Once Maradona had left Napoli in 1991, after ignominiously failing a drugs test, neither the player nor club returned to the same heights. “You have to bear in mind that Naples is a city that eats up – devours! – its own heroes, its legends,” explains Di Meo. Not long after Maradona’s departure, Napoli were relegated and then declared bankrupt. Maradona, meanwhile, moved into management after retiring, with reliably mixed results. He is currently the boss of a second-division Mexican team, Dorados de Sinaloa, who he led to the brink of promotion this year before losing a second-leg, winner-takes-all match in extra time. “Dorados is my home,” he said recently, echoing comments he’s made regularly throughout his career. “Dorados is pure life.”

Even now, Maradona remains reliable tabloid material. A couple of weeks ago, he was reportedly detained at Buenos Aires airport, returning from Mexico, and presented with a charge to appear in court: his ex-girlfriend Rocio Oliva claims that he owes her £5m. In March, he finally acknowledged the paternity of three children born in Cuba, where he went to treat his cocaine addiction between 2000 and 2005; the 58-year-old is now the father of eight.
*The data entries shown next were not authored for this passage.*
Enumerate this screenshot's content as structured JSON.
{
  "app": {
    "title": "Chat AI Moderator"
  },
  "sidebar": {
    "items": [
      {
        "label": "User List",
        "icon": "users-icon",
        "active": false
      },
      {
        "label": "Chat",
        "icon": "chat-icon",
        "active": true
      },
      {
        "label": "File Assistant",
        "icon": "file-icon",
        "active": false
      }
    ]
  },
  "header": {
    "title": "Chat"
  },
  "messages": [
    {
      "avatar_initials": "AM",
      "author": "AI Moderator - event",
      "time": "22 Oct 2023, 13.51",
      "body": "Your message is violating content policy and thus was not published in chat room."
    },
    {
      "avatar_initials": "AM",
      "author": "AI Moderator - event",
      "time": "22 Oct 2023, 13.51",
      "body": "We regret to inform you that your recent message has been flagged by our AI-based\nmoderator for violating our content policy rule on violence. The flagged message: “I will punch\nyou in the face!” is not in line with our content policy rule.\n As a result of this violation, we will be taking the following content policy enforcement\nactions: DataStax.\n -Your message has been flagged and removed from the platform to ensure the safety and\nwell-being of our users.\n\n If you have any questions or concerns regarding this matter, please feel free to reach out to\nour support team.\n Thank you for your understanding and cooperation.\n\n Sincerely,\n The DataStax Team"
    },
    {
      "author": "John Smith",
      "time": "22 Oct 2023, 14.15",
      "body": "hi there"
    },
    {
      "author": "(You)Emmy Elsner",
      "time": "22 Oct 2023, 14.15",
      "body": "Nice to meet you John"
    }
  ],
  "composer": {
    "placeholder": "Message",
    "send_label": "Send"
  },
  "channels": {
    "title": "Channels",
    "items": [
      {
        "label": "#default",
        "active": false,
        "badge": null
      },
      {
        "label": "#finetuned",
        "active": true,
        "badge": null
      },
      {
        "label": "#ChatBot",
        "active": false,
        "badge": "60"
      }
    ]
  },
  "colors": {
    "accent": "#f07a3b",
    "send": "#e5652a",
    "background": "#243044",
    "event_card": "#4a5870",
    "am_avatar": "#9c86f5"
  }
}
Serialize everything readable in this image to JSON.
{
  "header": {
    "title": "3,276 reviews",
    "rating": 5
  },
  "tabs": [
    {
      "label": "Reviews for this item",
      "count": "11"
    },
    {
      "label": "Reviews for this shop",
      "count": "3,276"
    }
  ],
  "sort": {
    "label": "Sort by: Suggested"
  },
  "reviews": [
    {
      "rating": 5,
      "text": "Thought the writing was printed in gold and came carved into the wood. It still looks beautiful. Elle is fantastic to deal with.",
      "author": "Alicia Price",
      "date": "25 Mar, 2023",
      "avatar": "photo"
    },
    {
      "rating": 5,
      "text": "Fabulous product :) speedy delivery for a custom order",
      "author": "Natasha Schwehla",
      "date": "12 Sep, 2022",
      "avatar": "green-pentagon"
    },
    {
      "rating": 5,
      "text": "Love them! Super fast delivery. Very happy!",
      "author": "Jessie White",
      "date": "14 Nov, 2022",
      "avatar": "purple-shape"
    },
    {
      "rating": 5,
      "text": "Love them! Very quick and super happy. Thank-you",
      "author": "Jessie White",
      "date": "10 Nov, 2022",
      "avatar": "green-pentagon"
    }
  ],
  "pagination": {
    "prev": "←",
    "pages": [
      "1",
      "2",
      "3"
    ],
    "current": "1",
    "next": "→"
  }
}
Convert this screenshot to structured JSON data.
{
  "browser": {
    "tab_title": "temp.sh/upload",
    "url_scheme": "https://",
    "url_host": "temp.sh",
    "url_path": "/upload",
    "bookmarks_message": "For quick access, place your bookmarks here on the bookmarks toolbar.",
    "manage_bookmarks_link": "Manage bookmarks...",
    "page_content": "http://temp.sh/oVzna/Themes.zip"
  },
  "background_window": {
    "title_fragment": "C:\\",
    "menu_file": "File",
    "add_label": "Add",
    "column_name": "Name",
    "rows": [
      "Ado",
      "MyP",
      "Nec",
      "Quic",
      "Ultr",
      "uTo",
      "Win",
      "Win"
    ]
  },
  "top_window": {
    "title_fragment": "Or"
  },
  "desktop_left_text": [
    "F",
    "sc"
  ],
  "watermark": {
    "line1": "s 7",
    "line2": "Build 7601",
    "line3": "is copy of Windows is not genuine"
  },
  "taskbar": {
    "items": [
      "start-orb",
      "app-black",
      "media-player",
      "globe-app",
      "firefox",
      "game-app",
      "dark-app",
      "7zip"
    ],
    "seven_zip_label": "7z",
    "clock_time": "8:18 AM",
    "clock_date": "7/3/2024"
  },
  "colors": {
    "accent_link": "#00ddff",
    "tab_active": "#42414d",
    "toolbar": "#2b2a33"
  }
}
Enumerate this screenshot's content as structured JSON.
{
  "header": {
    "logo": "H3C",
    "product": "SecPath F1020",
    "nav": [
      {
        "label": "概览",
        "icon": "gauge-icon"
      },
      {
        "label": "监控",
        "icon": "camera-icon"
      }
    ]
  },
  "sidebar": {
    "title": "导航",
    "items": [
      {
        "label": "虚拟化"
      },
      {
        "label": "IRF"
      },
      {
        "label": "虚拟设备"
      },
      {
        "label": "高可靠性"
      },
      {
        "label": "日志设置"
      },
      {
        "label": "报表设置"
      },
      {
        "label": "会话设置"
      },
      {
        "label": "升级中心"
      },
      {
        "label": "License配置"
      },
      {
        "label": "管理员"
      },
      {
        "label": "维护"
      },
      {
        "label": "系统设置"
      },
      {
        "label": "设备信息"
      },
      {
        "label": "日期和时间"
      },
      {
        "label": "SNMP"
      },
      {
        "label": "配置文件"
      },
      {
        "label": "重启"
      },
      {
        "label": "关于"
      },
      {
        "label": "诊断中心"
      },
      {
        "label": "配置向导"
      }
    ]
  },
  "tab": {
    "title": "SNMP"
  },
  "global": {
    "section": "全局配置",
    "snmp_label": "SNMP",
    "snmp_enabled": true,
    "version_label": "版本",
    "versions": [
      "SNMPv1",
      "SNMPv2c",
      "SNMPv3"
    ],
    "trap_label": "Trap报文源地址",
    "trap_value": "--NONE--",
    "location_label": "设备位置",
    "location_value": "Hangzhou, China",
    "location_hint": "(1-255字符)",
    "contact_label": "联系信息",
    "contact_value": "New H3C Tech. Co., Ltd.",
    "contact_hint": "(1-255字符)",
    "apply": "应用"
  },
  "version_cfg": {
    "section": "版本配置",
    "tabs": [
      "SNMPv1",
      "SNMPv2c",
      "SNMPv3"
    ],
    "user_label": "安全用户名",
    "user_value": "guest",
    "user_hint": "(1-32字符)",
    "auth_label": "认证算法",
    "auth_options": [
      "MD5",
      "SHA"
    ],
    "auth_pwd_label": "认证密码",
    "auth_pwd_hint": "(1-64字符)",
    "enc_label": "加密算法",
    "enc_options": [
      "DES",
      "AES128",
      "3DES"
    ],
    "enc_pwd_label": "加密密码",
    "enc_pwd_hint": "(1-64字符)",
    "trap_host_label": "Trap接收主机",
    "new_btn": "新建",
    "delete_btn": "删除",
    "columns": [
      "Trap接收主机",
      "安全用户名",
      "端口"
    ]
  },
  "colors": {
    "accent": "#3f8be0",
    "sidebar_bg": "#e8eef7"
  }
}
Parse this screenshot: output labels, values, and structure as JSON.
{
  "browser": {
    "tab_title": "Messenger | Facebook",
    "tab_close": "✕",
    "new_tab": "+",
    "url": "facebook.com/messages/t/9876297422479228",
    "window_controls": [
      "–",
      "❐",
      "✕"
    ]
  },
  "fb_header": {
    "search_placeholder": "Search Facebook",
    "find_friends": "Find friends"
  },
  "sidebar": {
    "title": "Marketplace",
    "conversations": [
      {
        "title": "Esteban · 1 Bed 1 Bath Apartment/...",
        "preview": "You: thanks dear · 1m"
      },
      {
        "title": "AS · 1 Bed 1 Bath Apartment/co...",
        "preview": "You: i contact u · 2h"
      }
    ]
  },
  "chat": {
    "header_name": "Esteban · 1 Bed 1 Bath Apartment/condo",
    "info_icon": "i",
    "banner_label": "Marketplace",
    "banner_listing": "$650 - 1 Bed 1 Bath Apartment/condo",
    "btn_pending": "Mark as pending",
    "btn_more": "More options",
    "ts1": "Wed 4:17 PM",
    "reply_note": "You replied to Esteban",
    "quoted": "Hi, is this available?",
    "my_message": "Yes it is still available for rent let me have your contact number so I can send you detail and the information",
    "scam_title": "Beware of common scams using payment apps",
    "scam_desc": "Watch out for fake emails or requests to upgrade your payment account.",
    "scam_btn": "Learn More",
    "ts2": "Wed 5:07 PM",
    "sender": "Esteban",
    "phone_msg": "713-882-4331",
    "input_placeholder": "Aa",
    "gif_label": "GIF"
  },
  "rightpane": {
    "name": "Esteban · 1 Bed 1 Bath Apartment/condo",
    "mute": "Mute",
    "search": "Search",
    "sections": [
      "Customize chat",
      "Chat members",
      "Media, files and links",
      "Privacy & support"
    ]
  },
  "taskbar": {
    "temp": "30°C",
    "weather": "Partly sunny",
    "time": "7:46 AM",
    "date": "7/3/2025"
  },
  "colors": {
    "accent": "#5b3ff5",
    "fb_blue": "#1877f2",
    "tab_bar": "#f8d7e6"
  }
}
For Kapadia, it’s all another round of “death and resurrection”. “If you understand where he’s from, then you will look at him differently,” he says. “Even if you’re the most ardent, hardcore England fan who was in the stadium in Mexico in 1986, who felt ripped off. You look at him and think, ‘Man, how can you survive that experience? How can anyone come out the other end?’ And what I’ll give him: he’s a street fighter because he’s still going. The number of times he’s been knocked down, the number of times he’s literally died! And he comes back again.

“While we were in Cannes someone said, ‘He’s come back more times than Jesus!’ But Jesus has got nothing on him: this guy dies and comes back, dies and comes back every few years. He’s amazing.”